Secondly, in trying to find common ground on social housing and fears about its residualisation, a common argument on the left, and the case for mixed communities.


As this is the Labour conference, you will say you sold the Council Houses [laughter, applause]. The first problem was in selling them and not investing to buy the conferences back. But the second problem was in the narrowing of who qualifies to get a council house ... So the answer of why middle England doesn't care about inequality is that they don’t really see it. It is taken away from them. It is ring-fenced. You don’t live with it – you live alongside people who have roughly the same income as you”



Thirdly, in becoming a champion of the 'early years' agenda. IDS said he felt a cross-party agreement on increasing spending across the next two decades of politics.


“We have looked at poverty as how much more money can you spend on this. I am not doubting that money is absolutely central to this. But the question is where do you spend it”

“Across both parties, we seem to have no problem spending lots of money banging people up. But if we could spend that on children aged 0 – 3, if we could spend that early enough, then we could change these people's lives and that of their children.

But this is something that will take 15 to 20 years: we should refocus our money on the earliest years, but it can not be done if we change our minds every four years and cut the budgets because Chancellors can not see it delivering a return quickly enough. So I propose that this area should be agreed earlier in the manifestos – and not subject to short-term cutting


This left-leaning argument slightly disarmed Polly Toynbee of The Guardian:


“Its very good to hear such resounding support for SureStart” (applause). It has been one of the great landmarks of the Labour era. It really is the absolute hope of the future and if you can persuade your party to keep it, and keep investing in it, and if you can persuade Local Conservative Councils to keep investing in it, and if you can persuade them to invest in social housing as there is often a great of reluctance”

“So I will resist the temptation to make partisan remarks of is Britain broken, and who broke it, and was it something to do with the 1980s, as it sounds as though you now understand the need to invest in children and the earliest years”

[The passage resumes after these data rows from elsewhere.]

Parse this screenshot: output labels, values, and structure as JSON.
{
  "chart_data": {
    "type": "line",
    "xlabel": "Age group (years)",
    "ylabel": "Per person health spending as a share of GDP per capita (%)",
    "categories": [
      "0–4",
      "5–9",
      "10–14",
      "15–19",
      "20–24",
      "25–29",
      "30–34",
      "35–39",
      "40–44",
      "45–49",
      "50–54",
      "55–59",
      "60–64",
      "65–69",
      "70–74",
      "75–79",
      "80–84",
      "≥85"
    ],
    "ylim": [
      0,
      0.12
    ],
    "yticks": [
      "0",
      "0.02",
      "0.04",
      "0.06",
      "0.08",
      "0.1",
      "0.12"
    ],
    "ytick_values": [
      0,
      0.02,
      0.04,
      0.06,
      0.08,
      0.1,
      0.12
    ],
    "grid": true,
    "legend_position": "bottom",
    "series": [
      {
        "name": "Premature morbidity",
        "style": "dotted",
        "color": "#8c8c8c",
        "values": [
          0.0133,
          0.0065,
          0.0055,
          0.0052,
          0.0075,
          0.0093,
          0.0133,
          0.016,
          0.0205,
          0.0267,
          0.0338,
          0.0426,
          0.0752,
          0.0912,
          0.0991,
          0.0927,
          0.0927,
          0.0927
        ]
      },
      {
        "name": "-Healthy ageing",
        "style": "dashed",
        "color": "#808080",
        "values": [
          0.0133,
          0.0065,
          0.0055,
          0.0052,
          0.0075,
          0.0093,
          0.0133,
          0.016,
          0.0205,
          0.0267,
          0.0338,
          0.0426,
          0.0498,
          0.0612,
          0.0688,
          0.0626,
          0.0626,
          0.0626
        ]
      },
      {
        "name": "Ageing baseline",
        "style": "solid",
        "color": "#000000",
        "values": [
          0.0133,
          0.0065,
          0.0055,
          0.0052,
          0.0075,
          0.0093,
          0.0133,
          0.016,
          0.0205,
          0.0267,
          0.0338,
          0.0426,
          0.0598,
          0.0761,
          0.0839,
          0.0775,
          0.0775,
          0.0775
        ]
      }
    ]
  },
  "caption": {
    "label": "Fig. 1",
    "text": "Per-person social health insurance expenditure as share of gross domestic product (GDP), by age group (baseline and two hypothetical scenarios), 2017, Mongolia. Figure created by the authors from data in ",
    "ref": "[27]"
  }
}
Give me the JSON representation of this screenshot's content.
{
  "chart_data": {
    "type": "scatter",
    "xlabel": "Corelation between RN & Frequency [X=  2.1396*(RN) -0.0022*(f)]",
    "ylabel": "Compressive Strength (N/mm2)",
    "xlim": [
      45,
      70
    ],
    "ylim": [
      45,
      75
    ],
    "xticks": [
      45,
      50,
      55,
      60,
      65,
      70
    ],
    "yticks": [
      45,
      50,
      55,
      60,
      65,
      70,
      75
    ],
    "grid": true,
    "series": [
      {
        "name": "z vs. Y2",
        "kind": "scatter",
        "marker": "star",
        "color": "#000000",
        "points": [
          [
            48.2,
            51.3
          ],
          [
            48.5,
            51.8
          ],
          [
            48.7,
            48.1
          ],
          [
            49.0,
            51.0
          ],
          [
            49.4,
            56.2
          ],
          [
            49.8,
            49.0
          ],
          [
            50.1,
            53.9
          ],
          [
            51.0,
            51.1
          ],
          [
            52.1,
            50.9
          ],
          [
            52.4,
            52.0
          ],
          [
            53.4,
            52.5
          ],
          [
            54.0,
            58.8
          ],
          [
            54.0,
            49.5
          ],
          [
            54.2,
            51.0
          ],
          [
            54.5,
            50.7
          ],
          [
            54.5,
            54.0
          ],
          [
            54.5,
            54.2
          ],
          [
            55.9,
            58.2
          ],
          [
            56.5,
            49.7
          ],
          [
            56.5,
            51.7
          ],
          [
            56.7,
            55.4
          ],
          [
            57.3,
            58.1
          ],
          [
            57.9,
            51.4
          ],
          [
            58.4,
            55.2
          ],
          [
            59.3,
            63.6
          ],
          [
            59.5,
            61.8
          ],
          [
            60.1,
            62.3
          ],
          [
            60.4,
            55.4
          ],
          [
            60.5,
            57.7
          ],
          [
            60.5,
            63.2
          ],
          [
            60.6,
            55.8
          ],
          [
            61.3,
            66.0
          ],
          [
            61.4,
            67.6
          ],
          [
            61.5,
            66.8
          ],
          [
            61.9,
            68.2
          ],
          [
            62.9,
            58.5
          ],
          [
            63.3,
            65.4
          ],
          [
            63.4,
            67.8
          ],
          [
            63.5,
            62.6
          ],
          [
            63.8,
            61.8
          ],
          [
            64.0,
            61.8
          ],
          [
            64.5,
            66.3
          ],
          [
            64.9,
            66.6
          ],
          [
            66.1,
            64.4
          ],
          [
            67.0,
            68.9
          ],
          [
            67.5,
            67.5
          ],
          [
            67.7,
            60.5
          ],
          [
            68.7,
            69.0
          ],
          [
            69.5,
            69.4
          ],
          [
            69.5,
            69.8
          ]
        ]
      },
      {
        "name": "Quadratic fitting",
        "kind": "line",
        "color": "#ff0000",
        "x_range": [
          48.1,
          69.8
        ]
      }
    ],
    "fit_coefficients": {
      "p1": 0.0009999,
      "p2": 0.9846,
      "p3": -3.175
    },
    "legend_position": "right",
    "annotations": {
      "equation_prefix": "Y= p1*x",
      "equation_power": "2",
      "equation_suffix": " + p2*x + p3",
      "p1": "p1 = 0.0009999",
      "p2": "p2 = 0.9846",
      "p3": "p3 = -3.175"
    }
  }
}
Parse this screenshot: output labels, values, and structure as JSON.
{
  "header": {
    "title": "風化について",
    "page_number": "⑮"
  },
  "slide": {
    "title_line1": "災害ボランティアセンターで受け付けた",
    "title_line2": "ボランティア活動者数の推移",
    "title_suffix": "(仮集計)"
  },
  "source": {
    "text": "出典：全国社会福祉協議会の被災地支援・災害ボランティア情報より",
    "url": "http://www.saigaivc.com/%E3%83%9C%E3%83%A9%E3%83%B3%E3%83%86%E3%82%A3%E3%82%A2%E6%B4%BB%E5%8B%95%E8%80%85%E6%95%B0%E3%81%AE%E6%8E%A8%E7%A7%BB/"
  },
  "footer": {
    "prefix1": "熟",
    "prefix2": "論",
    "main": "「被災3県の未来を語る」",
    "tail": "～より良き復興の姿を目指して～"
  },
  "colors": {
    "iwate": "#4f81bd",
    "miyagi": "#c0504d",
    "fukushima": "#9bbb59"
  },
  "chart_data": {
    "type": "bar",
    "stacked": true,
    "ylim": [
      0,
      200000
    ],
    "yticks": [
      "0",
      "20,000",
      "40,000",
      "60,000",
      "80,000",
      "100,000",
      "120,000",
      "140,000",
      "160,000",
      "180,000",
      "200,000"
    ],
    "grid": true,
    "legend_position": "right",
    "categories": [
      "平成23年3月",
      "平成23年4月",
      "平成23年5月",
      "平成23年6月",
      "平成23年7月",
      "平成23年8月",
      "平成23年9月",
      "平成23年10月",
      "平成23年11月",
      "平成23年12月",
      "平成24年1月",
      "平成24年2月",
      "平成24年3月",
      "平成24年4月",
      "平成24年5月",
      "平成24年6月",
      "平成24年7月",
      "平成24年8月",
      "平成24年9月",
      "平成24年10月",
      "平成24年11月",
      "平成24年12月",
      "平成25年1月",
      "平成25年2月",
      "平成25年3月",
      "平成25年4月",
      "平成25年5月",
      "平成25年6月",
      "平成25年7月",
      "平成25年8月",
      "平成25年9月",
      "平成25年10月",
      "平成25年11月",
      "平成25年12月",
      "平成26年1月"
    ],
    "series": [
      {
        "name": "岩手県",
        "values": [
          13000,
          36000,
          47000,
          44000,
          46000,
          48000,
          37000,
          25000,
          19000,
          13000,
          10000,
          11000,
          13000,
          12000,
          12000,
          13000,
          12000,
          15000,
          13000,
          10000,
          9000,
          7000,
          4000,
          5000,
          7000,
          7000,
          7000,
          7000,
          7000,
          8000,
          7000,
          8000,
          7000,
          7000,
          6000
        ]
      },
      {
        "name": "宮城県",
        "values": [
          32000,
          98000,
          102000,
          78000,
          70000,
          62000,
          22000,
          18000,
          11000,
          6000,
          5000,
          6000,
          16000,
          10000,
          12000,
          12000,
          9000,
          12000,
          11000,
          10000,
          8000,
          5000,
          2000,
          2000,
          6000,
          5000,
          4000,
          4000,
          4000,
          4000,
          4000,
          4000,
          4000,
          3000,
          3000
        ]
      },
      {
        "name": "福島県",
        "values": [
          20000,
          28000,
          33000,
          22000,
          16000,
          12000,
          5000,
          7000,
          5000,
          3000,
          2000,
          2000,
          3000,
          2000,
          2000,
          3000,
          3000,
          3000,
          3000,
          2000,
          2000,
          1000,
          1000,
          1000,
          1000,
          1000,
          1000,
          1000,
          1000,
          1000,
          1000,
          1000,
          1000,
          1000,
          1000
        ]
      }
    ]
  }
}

But IDS won agreement from Toynbee with a critique of whether SureStart was focused enough on its original goals:


"The one thing is that we both talk about the origin of SureStart and what it set out to do. Sure Start set out with the right idea. The first purpose was about early intervention, working with parents and children. The problem is that it has become too patchy, and almost all about childcare in some areas, and frankly not childcare for the people it was initially intended for>


Toynbee agreed: ‘If you talk about real help, it is professional support and it is expensive. It has to be more than an aspiration, it has to be a real commitment"

IDS suggested he might have a tougher time dealing with scepticism and selfishness on the Tory fringe (where he will speak to a Fabian/Centre for Social Justice fringe next week).


The way you might persuade Middle England about all of this. If you live in Middle England, you are dominated by a huge amount of self-interest. There is nothing nasty about self-interest; that is the natural aspiration to do better for yourself and your children.

You think it is tough for me to come here – you wait until I go to my conference next week. They will say: why should I give a damn. We worked hard. Why should I spend more money on this? Its their problem, not ours – and if they can’t bring up their children, put them in care or something”


IDS said the only answer to this argument was to appeal to self-interest: "we spend billions in the money spent in the care system – and yet their outcomes are even worse than if we left them with the most dysfunctional parents you could possibly have. Yet we are paying for that: you have to make sure people have got their heads around that".